Это не романтика. В этом и заключена настоящая наука, только путь к ней не каждый может увидеть сам, а подсказать, показать его… для этого тоже ведь необходим талант. Вот почему, когда мне показывали проржавевший, сточенный нож с костяной рукояткой, на которой чернели круглые глазки узора, — нож, который, быть может, держал, поигрывая, в своих руках сам Василий Буслаев, — и советовали запомнить его форму, размеры, орнамент, я ощущал в себе как бы внутреннее сопротивление: зачем? Чтобы знать? Но само знание — для чего оно? И когда я зарисовывал древний лощёный кувшин, у которого следовало запомнить изгиб ручки и форму носика, мысль моя устремлялась совсем на иное — кто и что пил из этого кувшина?
Да, археолог должен знать вещи — их форму, материал, из которого они сделаны, способ изготовления, но при этом должен помнить, что всё это только ниточка, с чьей помощью он обязан идти дальше, к людям, к Человеку, на котором, как лучи, собранные линзой, сходится всё, что было раньше и делается сейчас. Вот почему, ещё не постигнув этой простейшей из истин, я бился о стены науки, как бьётся в поисках выхода бабочка, залетевшая из темноты под сияющий колпак абажура. И меньше всего мог думать, что на пути этих исканий меня захватит «камень» — тот каменный век, мимо которого так резво пробегали посетители музеев и мы, студенты, сдававшие когда-то основы археологии.
Время это казалось мне совсем сухим и безликим. Камень я с детства любил иной, сохранивший свои первозданные краски и грани — не тронутый человеком, такой, каким открывается он на изломе под волнующим ударом геологического молотка.
А здесь — битый камень. Интересно? Ну-ну…

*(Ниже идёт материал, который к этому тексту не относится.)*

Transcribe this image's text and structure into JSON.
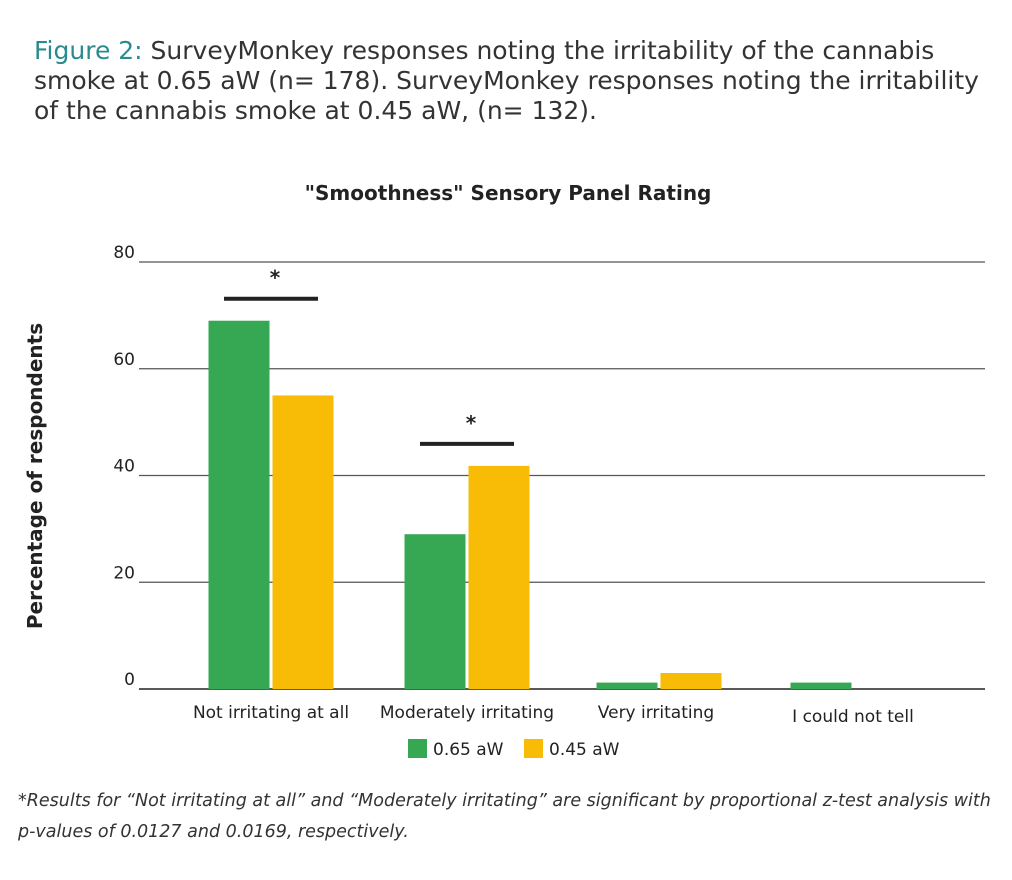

Тут-то и сыграл свою роль Пришвин.
Как-то вдруг оказалось, что каменный век находится не где-то далеко, за тридевять земель, а лежит здесь же, под боком, на Вёксе. Во всяком случае, если и не самый «век», то оставшаяся от тех времён неолитическая стоянка Польцо, которую видел М. М. Пришвин, вместе с краеведами путешествовавший «на попе»[3] по рекам залесской земли. И так зорко, так точно этот опытный наблюдатель и странствователь перекинул мостик из настоящего в прошлое, описав в «Родниках Берендея» и раскопки, к своё пробуждение на следующее утро, и размышление о плотве, что всё это мне захотелось пережить и увидеть самому.
Но где оно, это Польцо?
Найти его помог Виктор Новожилов, сын хозяйки дома, в котором в тот раз я спасался от непогоды.

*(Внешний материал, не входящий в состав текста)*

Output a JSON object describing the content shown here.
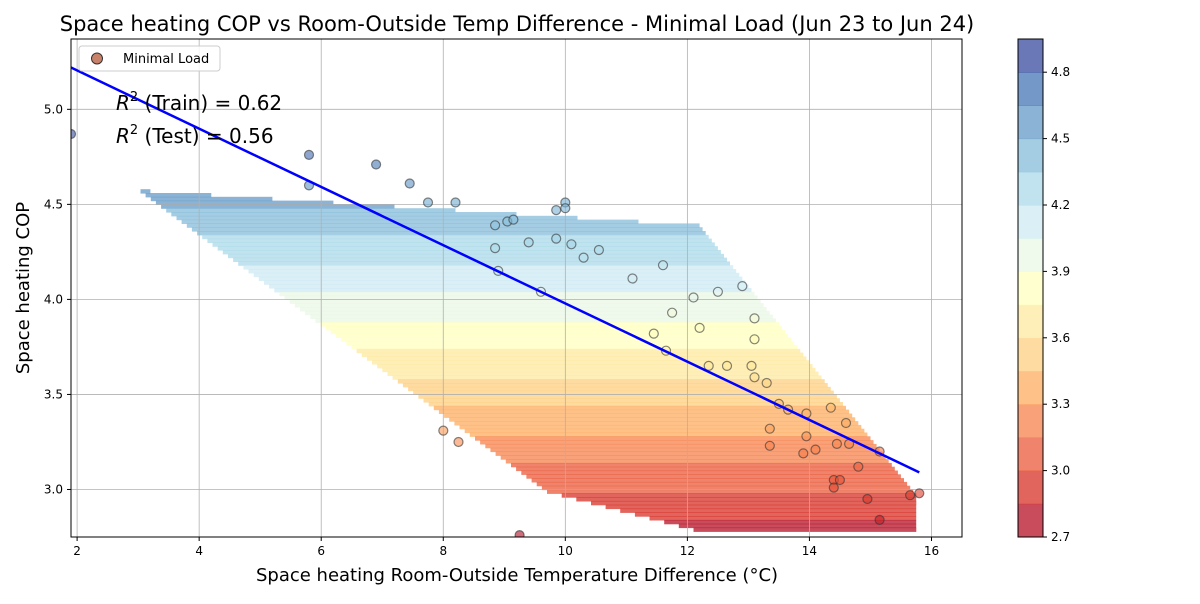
{
  "chart_data": {
    "type": "scatter",
    "title": "Space heating COP vs Room-Outside Temp Difference - Minimal Load (Jun 23 to Jun 24)",
    "xlabel": "Space heating Room-Outside Temperature Difference (°C)",
    "ylabel": "Space heating COP",
    "xlim": [
      1.9,
      16.5
    ],
    "ylim": [
      2.75,
      5.37
    ],
    "xticks": [
      2,
      4,
      6,
      8,
      10,
      12,
      14,
      16
    ],
    "yticks": [
      3.0,
      3.5,
      4.0,
      4.5,
      5.0
    ],
    "xtick_labels": [
      "2",
      "4",
      "6",
      "8",
      "10",
      "12",
      "14",
      "16"
    ],
    "ytick_labels": [
      "3.0",
      "3.5",
      "4.0",
      "4.5",
      "5.0"
    ],
    "grid": true,
    "legend": {
      "position": "top-left",
      "entries": [
        {
          "label": "Minimal Load",
          "marker": "circle",
          "color": "#c8826a"
        }
      ]
    },
    "annotations": [
      {
        "base": "R",
        "sup": "2",
        "text": " (Train) = 0.62"
      },
      {
        "base": "R",
        "sup": "2",
        "text": " (Test) = 0.56"
      }
    ],
    "regression_line": {
      "color": "#0000ff",
      "x": [
        1.9,
        15.8
      ],
      "y": [
        5.22,
        3.09
      ]
    },
    "colorbar": {
      "min": 2.7,
      "max": 4.95,
      "ticks": [
        2.7,
        3.0,
        3.3,
        3.6,
        3.9,
        4.2,
        4.5,
        4.8
      ],
      "tick_labels": [
        "2.7",
        "3.0",
        "3.3",
        "3.6",
        "3.9",
        "4.2",
        "4.5",
        "4.8"
      ],
      "level_step": 0.15,
      "colormap": "RdYlBu"
    },
    "points_edge_color": "#333333",
    "points": [
      [
        1.9,
        4.87
      ],
      [
        5.8,
        4.76
      ],
      [
        6.9,
        4.71
      ],
      [
        10.0,
        4.51
      ],
      [
        12.9,
        4.07
      ],
      [
        5.8,
        4.6
      ],
      [
        7.45,
        4.61
      ],
      [
        7.75,
        4.51
      ],
      [
        8.2,
        4.51
      ],
      [
        8.85,
        4.39
      ],
      [
        9.05,
        4.41
      ],
      [
        9.15,
        4.42
      ],
      [
        9.85,
        4.47
      ],
      [
        10.0,
        4.48
      ],
      [
        8.85,
        4.27
      ],
      [
        9.4,
        4.3
      ],
      [
        9.85,
        4.32
      ],
      [
        10.1,
        4.29
      ],
      [
        10.55,
        4.26
      ],
      [
        10.3,
        4.22
      ],
      [
        8.9,
        4.15
      ],
      [
        11.1,
        4.11
      ],
      [
        11.6,
        4.18
      ],
      [
        9.6,
        4.04
      ],
      [
        12.1,
        4.01
      ],
      [
        12.5,
        4.04
      ],
      [
        11.75,
        3.93
      ],
      [
        13.1,
        3.9
      ],
      [
        11.45,
        3.82
      ],
      [
        12.2,
        3.85
      ],
      [
        13.1,
        3.79
      ],
      [
        11.65,
        3.73
      ],
      [
        12.35,
        3.65
      ],
      [
        12.65,
        3.65
      ],
      [
        13.05,
        3.65
      ],
      [
        13.1,
        3.59
      ],
      [
        13.3,
        3.56
      ],
      [
        13.5,
        3.45
      ],
      [
        13.65,
        3.42
      ],
      [
        13.95,
        3.4
      ],
      [
        14.35,
        3.43
      ],
      [
        13.35,
        3.32
      ],
      [
        14.6,
        3.35
      ],
      [
        8.0,
        3.31
      ],
      [
        8.25,
        3.25
      ],
      [
        13.95,
        3.28
      ],
      [
        13.35,
        3.23
      ],
      [
        14.45,
        3.24
      ],
      [
        14.65,
        3.24
      ],
      [
        13.9,
        3.19
      ],
      [
        14.1,
        3.21
      ],
      [
        15.15,
        3.2
      ],
      [
        14.8,
        3.12
      ],
      [
        14.4,
        3.05
      ],
      [
        14.5,
        3.05
      ],
      [
        14.4,
        3.01
      ],
      [
        14.95,
        2.95
      ],
      [
        15.65,
        2.97
      ],
      [
        15.8,
        2.98
      ],
      [
        15.15,
        2.84
      ],
      [
        9.25,
        2.76
      ]
    ]
  }
}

Виктор не любил разговоров, трудно сходился с людьми, когда не было дела по дому, взяв острогу, отплывал в тростники, чтобы колоть рыбу. Медлительный, угрюмый, с голубой мутью от болезни в глазах, он работал мотористом на торфопредприятии и потому каждое утро отправлялся в посёлок на работу на лодке. Он захватил конец войны, вернулся контуженым, и с тех пор по вечерам, когда в доме зажигали керосиновую лампу или уже ложились спать, его вдруг бросал на пол тяжёлый, долгий припадок, на губах выступала пена, закостеневало тело, руки и ноги сводило в отчаянной судороге. Несколько раз его пытались лечить, он ложился в больницы. Но через год-полтора по возвращении домой его глаза незаметно начинала заволакивать мутная голубая пелена, он становился мрачнее, молчаливее, сторонился людей, словно прислушиваясь, как где-то внутри его просыпается и растёт то страшное и неотвратимое, от чего его безуспешно пытаются вылечить врачи.

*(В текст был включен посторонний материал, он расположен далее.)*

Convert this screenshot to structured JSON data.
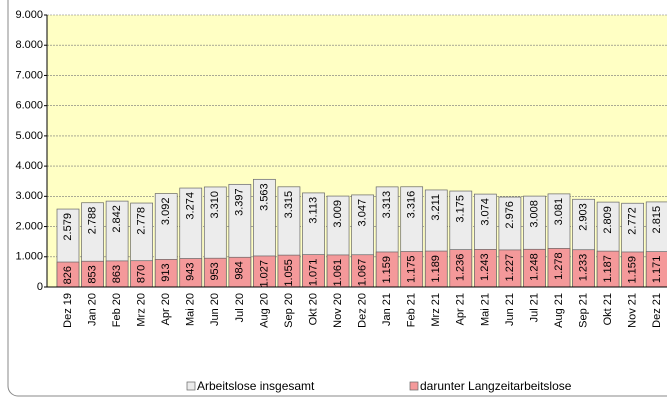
{
  "chart_data": {
    "type": "bar",
    "categories": [
      "Dez 19",
      "Jan 20",
      "Feb 20",
      "Mrz 20",
      "Apr 20",
      "Mai 20",
      "Jun 20",
      "Jul 20",
      "Aug 20",
      "Sep 20",
      "Okt 20",
      "Nov 20",
      "Dez 20",
      "Jan 21",
      "Feb 21",
      "Mrz 21",
      "Apr 21",
      "Mai 21",
      "Jun 21",
      "Jul 21",
      "Aug 21",
      "Sep 21",
      "Okt 21",
      "Nov 21",
      "Dez 21"
    ],
    "series": [
      {
        "name": "Arbeitslose insgesamt",
        "color": "#ececec",
        "values": [
          2579,
          2788,
          2842,
          2778,
          3092,
          3274,
          3310,
          3397,
          3563,
          3315,
          3113,
          3009,
          3047,
          3313,
          3316,
          3211,
          3175,
          3074,
          2976,
          3008,
          3081,
          2903,
          2809,
          2772,
          2815
        ],
        "value_labels": [
          "2.579",
          "2.788",
          "2.842",
          "2.778",
          "3.092",
          "3.274",
          "3.310",
          "3.397",
          "3.563",
          "3.315",
          "3.113",
          "3.009",
          "3.047",
          "3.313",
          "3.316",
          "3.211",
          "3.175",
          "3.074",
          "2.976",
          "3.008",
          "3.081",
          "2.903",
          "2.809",
          "2.772",
          "2.815"
        ]
      },
      {
        "name": "darunter Langzeitarbeitslose",
        "color": "#f4999a",
        "values": [
          826,
          853,
          863,
          870,
          913,
          943,
          953,
          984,
          1027,
          1055,
          1071,
          1061,
          1067,
          1159,
          1175,
          1189,
          1236,
          1243,
          1227,
          1248,
          1278,
          1233,
          1187,
          1159,
          1171
        ],
        "value_labels": [
          "826",
          "853",
          "863",
          "870",
          "913",
          "943",
          "953",
          "984",
          "1.027",
          "1.055",
          "1.071",
          "1.061",
          "1.067",
          "1.159",
          "1.175",
          "1.189",
          "1.236",
          "1.243",
          "1.227",
          "1.248",
          "1.278",
          "1.233",
          "1.187",
          "1.159",
          "1.171"
        ]
      }
    ],
    "ylim": [
      0,
      9000
    ],
    "yticks": [
      0,
      {
        "value": 1000,
        "label": "1.000"
      },
      {
        "value": 2000,
        "label": "2.000"
      },
      {
        "value": 3000,
        "label": "3.000"
      },
      {
        "value": 4000,
        "label": "4.000"
      },
      {
        "value": 5000,
        "label": "5.000"
      },
      {
        "value": 6000,
        "label": "6.000"
      },
      {
        "value": 7000,
        "label": "7.000"
      },
      {
        "value": 8000,
        "label": "8.000"
      },
      {
        "value": 9000,
        "label": "9.000"
      }
    ],
    "grid": true,
    "legend": "bottom",
    "overlap": true
  }
}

Мне казалось, что и в озеро он уходит с какой-то тайной надеждой найти излечение; что гнёт и крутит его не болезнь, а воспоминание о войне, о том, что было пережито, как взрыв, что вырвал его однажды из числа живущих, и с тех пор он всё ищет и ищет дорогу к людям, и успокаивается, и верит, пока снова не охватит его серая мгла войны.